The recent World Silver Survey from Thomson Reuters suggests that the central banks’ great silver sell-off began to peter out just before the top of the market in 2011 – in typical form, governments sold vast holdings of silver during all the years that the metal traded near its lows.
Yet, just as the central-bank vaults went dry, so a new form of supply hit the markets. That came courtesy of speculators who had built massive positions in exchange-traded funds (ETF) in the bull run. These short-term punters then dumped physical silver into the market around the 2011 rout.

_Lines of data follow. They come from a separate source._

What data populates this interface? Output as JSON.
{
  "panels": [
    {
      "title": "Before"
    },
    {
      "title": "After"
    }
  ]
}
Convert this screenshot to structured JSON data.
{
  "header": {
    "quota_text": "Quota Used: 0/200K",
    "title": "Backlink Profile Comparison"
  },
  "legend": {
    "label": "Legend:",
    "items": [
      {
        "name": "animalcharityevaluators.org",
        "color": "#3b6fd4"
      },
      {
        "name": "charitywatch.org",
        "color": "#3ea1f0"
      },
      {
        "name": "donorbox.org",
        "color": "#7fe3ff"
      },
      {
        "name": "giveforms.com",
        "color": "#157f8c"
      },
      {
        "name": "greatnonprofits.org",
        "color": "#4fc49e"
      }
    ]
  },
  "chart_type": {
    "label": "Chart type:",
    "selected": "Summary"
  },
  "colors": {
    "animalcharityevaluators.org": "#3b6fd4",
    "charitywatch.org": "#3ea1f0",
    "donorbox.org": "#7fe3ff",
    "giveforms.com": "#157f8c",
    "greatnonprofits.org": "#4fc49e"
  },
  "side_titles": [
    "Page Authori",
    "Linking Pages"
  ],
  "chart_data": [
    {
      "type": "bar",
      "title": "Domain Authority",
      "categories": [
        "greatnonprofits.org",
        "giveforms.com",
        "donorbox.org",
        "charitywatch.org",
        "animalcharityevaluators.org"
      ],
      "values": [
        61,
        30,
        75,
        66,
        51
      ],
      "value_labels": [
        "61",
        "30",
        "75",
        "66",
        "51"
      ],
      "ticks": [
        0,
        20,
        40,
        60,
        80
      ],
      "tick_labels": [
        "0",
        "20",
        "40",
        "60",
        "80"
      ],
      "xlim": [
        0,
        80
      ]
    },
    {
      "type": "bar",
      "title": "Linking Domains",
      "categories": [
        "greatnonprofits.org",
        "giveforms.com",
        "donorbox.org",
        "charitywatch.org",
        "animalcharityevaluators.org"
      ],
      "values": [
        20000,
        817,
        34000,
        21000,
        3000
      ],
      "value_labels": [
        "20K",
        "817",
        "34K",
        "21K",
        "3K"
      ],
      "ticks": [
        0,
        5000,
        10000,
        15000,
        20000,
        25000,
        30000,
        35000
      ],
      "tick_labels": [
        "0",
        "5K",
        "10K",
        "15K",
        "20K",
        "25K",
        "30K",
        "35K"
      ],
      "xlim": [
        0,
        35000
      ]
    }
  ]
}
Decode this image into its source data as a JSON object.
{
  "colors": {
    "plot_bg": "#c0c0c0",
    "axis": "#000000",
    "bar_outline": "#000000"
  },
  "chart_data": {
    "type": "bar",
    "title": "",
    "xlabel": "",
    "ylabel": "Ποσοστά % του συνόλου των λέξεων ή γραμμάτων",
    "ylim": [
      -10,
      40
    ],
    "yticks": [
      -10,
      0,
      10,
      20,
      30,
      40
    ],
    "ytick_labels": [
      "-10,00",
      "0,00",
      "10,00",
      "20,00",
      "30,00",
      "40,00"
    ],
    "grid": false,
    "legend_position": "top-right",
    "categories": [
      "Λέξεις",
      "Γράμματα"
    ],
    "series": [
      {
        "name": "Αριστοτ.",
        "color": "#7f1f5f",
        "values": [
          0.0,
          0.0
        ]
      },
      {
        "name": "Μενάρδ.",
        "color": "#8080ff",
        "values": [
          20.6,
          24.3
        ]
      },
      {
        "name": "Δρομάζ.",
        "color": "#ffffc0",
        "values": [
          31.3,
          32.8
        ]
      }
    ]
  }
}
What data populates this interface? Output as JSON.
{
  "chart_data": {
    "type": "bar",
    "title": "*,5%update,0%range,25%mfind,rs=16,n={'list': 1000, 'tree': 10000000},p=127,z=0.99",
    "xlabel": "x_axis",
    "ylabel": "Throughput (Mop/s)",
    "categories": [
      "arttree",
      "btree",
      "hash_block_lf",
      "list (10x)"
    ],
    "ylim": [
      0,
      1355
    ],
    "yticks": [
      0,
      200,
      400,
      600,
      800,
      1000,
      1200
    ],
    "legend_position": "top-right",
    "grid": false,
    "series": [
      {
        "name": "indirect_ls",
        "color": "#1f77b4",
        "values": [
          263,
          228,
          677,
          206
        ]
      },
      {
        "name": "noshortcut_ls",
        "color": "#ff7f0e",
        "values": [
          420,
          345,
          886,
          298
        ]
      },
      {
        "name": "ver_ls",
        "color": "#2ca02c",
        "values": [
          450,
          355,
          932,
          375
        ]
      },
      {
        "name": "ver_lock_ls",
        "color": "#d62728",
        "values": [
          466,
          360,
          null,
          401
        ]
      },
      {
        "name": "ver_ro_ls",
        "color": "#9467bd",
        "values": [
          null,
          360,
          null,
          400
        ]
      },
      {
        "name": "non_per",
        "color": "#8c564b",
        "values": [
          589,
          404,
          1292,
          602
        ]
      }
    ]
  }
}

But right now, both of these forms of supply– central-bank sales and ETF sales – have stabilised. What’s more, silver mine supply has also declined in the wake of a fierce silver bear market. So there you have it: falling supply and rising demand – the simplest and most compelling investment case of all.
• Bengt Saelensminde writes for the Fleet Street Letter, with David Stevenson.
To learn more about their views on silver, and the newsletter, view their report here.
How to invest in precious metals
If you want to buy physical gold or silver, you can use a bullion dealer, such as ATS Bullion or GoldCore.com, to buy coins and bars in person, online, or by post (we have a list of providers here).
You can either take possession of the metal and store it yourself (bearing in mind the potential impact on your home insurance), or in a safety deposit box, or you can pay the dealer to store it for you.
It’s worth noting that if you buy physical silver, you’ll be charged VAT in the UK, whereas VAT does not apply to physical gold. Also, if you buy gold in the form of British sovereigns or Britannia coins, you will not be liable for capital gains tax.
Alternatively, you could buy gold or silver online and have it stored for you using a service such as BullionVault or GoldMoney – as you don’t take delivery of the metal, there will be no VAT charged on silver using these services.
There are also exchange-traded funds that are backed by physical gold and silver that you can buy via your stockbroker – the ETFS Physical Gold ETF (LSE: PHAU) and ETFS Physical Silver (LSE: PHAG). Both are denominated in US dollars (you can buy sterling versions, but there’s no real benefit to it – the currency risk remains as the underlying metals are priced in dollars).
If you feel more adventurous, then you could consider investing in precious-metals miners. To be clear, this is very different to investing in the physical metal – miners will, of course, be influenced by the price of gold and silver, but you’re also taking many other company-specific risks on top.
So, for portfolio purposes, you should view investments in miners as part of your ‘equity’ allocation, not your ‘gold as insurance’ allocation.
Dominic notes that “for the miners, the worst seems to be over – but it’s a stock picker’s market. For now, quality companies with decent operations are starting to move up.
Others – companies with uneconomic mines, overpaid management, diluted share structures and so on – will continue to atrophy. There’s no reason to expect this to change unless either the gold price moves up or companies get their houses in order.”
If you’re looking to track the stocks of the larger miners, the US-listed Market Vectors Gold Miners ETF (NYSE: GDX) does the job. Or on the active fund side, you could invest in the ever-popular, London-based BlackRock Gold & General Fund.
As for individual tips, Dominic suggests Minera IRL (Aim: MIRL) as a “small cap with a decent chance of a re-rating, if it can get its financing deal in place”.
Meanwhile, Bengt likes Mexican silver miner Fresnillo (LSE: FRES). It’s the world’s largest silver producer and also offers exposure to gold.